I'm still a "community host" at WREKage as mentioned before, and in fact for a time I was the only host routinely showing up and "holding down" the show for several months. We do have several student hosts involved with the show, now, which is pretty cool. I have to say that I get a feeling of pride when listeners call up and thank me for helping establish and guide their musical tastes for over a decade, now: we have listeners who first listened to the show ten years ago when they were 15, and have "grown up" with the show and my choices of bands and songs to play.

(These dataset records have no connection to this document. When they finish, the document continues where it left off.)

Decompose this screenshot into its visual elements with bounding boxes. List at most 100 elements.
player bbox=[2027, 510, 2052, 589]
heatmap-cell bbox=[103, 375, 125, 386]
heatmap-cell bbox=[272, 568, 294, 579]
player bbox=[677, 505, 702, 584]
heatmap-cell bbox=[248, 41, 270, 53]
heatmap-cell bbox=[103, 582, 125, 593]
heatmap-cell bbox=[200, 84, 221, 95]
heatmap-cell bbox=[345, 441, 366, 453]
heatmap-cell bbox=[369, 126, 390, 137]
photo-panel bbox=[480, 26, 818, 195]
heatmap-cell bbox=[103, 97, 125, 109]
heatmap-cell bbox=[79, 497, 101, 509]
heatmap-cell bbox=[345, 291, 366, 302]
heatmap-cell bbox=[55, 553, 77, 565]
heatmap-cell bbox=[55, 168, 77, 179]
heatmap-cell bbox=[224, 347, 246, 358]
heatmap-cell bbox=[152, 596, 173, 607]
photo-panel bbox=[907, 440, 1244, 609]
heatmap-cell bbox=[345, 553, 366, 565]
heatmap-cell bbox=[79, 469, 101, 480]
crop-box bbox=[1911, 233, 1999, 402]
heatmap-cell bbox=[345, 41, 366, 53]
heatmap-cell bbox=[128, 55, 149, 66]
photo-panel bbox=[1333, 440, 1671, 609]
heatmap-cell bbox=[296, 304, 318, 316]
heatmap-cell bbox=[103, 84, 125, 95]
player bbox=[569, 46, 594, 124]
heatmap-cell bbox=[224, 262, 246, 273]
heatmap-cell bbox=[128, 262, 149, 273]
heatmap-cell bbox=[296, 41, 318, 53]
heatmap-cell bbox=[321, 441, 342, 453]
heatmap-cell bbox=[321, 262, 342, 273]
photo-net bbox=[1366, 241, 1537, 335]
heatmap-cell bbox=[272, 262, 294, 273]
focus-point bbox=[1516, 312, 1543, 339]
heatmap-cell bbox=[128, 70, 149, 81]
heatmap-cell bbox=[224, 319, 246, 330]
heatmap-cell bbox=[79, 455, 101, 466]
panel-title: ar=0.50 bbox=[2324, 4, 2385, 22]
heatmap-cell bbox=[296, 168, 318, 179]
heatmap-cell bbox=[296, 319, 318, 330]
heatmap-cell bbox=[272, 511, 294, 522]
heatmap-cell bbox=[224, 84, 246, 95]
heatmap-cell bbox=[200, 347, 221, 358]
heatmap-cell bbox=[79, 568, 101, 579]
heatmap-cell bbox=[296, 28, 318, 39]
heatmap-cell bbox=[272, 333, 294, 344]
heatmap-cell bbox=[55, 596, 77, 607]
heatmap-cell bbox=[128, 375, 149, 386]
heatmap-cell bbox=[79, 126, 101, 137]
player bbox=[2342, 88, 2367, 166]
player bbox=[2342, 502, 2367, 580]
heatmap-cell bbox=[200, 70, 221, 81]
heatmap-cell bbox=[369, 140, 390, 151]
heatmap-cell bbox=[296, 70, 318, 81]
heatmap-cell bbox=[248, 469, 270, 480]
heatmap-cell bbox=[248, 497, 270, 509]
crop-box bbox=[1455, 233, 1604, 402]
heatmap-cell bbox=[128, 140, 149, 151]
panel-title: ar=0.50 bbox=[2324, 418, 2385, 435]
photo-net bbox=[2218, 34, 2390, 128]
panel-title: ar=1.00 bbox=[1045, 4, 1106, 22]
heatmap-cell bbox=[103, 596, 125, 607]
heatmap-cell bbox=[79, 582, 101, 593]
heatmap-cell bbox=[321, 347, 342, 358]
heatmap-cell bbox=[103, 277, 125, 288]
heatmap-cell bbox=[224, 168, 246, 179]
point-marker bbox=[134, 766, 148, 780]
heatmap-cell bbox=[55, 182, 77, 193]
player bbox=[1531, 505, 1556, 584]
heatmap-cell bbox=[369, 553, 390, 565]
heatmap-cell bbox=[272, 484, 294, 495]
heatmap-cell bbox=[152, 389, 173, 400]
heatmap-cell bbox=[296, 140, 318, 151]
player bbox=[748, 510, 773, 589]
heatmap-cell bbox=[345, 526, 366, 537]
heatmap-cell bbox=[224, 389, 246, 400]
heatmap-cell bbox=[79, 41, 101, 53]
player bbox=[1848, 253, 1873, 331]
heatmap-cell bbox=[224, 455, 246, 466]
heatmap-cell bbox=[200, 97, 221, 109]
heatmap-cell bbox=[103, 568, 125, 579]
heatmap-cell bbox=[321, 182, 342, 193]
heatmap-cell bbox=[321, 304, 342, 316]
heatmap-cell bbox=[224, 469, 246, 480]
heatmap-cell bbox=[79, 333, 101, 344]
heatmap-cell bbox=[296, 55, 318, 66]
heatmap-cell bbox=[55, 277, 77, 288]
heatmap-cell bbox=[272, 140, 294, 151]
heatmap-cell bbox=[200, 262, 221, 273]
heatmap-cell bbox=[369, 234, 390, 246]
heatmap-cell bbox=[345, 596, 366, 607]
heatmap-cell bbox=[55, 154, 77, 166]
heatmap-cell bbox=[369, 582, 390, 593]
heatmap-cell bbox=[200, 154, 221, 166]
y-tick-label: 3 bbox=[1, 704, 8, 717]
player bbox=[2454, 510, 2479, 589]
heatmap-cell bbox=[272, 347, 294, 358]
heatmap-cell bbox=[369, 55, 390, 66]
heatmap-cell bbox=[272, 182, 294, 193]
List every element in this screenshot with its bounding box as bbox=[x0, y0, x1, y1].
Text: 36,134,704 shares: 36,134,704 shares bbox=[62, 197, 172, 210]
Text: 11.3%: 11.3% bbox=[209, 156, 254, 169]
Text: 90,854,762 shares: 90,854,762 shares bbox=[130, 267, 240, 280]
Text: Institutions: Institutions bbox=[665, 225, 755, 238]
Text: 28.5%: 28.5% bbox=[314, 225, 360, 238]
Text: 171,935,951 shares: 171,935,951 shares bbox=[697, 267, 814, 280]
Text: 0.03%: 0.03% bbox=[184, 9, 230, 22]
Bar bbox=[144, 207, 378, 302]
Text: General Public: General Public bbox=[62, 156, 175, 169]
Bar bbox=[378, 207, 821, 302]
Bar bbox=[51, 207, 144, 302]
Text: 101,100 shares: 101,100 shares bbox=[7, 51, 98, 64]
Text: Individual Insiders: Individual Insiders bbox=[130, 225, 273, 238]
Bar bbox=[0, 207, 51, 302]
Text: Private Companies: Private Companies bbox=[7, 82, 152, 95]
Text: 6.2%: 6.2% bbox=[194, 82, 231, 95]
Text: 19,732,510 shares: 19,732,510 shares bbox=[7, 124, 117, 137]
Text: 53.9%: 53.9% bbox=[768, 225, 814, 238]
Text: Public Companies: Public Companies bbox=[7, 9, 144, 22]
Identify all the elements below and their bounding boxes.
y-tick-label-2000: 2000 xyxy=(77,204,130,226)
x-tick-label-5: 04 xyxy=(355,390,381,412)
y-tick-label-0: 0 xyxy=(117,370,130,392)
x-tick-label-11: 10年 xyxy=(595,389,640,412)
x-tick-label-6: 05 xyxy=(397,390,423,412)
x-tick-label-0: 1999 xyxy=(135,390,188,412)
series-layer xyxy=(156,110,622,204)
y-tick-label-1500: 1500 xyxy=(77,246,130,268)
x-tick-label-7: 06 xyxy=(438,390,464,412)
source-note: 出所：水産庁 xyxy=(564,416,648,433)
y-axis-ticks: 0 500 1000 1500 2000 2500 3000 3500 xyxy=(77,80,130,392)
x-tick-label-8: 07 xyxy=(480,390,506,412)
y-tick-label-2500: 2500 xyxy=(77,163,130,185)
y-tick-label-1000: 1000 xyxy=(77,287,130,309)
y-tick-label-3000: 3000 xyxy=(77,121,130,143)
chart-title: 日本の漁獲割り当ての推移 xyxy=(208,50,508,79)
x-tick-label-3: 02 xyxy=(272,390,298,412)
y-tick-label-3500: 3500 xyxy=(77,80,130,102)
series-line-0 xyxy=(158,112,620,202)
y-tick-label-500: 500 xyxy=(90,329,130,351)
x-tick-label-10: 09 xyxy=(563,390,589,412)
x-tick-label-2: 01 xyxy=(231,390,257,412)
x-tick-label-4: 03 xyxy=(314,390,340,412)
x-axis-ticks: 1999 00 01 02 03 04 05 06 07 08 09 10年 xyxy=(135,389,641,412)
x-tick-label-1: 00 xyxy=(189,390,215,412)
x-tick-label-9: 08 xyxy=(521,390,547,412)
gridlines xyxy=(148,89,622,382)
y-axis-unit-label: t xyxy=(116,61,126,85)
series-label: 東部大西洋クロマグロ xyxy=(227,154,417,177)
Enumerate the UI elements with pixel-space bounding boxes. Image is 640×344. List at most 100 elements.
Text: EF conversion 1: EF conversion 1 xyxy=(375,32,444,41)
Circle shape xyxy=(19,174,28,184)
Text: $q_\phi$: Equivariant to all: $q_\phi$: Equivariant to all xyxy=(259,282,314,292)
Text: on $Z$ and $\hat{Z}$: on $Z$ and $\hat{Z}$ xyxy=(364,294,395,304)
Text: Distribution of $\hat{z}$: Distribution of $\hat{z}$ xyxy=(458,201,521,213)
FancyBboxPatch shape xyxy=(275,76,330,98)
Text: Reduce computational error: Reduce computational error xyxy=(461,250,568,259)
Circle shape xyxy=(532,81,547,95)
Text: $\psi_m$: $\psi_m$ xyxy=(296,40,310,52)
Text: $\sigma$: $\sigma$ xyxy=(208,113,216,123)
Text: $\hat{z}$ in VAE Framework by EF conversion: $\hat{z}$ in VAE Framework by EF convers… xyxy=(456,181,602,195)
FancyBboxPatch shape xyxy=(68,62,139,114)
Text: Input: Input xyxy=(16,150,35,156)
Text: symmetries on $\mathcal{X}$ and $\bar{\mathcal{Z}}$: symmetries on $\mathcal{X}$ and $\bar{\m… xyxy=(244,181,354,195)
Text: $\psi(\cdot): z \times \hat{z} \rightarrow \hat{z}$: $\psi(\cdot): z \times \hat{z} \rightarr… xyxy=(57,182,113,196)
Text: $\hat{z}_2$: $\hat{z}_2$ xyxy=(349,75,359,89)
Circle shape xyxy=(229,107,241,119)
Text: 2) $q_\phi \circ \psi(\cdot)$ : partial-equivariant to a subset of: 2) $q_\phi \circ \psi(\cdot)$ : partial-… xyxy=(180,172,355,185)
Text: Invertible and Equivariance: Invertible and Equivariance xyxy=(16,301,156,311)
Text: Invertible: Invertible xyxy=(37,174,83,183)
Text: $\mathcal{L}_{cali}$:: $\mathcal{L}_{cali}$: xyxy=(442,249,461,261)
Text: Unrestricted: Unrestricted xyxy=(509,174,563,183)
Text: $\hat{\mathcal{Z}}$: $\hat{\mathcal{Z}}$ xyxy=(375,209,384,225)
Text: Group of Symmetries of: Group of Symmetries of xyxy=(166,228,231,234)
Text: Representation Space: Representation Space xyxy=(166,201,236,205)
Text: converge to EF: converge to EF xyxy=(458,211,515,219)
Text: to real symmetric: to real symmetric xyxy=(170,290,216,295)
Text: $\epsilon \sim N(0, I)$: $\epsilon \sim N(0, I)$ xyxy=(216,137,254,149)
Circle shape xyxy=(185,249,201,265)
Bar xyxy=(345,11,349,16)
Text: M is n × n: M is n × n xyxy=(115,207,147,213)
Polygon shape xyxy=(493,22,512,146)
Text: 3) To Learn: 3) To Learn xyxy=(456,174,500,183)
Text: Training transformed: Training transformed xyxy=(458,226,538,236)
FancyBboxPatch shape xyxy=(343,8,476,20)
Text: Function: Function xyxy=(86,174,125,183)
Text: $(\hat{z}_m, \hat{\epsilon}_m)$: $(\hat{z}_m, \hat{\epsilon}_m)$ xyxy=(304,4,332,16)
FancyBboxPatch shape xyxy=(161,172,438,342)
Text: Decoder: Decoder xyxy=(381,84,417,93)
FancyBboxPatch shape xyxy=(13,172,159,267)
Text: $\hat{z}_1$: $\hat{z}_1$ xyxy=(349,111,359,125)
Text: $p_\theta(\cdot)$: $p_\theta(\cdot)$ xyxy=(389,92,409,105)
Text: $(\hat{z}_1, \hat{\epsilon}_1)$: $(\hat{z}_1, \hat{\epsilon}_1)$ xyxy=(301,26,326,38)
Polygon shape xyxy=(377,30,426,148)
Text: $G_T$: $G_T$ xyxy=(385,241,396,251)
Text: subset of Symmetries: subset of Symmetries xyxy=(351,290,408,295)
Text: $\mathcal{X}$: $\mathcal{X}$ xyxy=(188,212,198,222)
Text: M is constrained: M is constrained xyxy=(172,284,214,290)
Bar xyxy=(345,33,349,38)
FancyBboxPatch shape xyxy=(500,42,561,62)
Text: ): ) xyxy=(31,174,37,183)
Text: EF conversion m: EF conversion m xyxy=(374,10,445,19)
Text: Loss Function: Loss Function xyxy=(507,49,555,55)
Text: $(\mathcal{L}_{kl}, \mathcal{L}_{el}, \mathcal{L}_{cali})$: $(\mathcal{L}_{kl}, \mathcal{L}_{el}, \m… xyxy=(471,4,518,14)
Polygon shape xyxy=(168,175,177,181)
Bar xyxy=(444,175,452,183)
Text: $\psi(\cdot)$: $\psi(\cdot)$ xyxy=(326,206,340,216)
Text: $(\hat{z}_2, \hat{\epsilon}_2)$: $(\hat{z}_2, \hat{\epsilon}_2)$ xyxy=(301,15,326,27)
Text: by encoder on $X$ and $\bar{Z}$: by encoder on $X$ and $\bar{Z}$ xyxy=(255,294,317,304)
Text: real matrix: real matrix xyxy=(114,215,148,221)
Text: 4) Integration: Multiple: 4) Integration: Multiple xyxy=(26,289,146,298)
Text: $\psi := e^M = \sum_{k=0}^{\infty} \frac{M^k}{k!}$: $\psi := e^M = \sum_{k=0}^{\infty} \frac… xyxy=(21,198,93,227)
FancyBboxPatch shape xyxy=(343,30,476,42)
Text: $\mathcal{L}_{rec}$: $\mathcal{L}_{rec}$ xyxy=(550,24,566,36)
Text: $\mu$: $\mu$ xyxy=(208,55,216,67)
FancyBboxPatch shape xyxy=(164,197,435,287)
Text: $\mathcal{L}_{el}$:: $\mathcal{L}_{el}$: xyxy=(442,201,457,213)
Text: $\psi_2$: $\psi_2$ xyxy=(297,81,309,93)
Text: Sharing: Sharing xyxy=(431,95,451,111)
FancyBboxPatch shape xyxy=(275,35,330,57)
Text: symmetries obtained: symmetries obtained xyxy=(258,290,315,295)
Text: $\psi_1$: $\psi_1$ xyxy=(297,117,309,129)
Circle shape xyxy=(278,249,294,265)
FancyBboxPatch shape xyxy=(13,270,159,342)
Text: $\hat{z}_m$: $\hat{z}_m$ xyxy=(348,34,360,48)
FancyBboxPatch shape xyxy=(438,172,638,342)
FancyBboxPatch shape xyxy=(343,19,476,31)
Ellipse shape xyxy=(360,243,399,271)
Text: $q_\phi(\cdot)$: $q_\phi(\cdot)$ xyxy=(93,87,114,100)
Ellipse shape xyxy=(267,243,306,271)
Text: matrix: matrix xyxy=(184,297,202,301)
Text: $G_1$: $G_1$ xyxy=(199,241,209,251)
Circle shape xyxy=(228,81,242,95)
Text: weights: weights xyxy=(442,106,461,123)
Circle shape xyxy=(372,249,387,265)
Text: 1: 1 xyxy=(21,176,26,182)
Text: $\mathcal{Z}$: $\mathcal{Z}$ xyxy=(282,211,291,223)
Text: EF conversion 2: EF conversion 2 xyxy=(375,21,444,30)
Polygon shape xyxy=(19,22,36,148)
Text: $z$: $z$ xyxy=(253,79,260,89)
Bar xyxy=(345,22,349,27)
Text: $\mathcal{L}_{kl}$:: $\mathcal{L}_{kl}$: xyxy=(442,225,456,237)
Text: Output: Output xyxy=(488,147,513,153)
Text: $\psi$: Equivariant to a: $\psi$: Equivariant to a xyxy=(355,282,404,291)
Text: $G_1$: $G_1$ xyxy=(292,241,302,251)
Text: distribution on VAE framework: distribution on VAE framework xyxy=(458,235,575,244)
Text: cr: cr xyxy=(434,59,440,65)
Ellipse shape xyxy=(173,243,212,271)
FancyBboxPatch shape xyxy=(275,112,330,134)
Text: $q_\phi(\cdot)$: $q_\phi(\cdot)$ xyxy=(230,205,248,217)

Pretty awesome!
I'm still a director at Dragon*Con, although locations for things have changed between the various hotels.
I no longer work for Starfire Swords at the Georgia Renaissance Festival, since they pulled out of the Faire beginning in 2010. I still go down there fairly often -- why waste a good costume? -- and like to go to the drum-circle and dance that forms up after the last day of each Faire weekend, at a restaurant in nearby Union City.
In 2005, after our next-door neighbor was bludgeoned and died (drug-related), my roommates Tim and Adam and I decided it was time to vacate our apartment in northeast Atlanta; two months later I became the proud owner of a house in Auburn, Georgia. Not a big house, but an affordable one, and the area is quiet and certainly a lot less crime-ridden! I deliberately chose an inexpensive home so I could be sure to afford the mortgage myself, without needing roommates, although various friends have stayed here for up to a year at a time (generally rent-free, since I'm too nice for my own good). It's a loong commute to work, though, but at least I'm building equity in a home!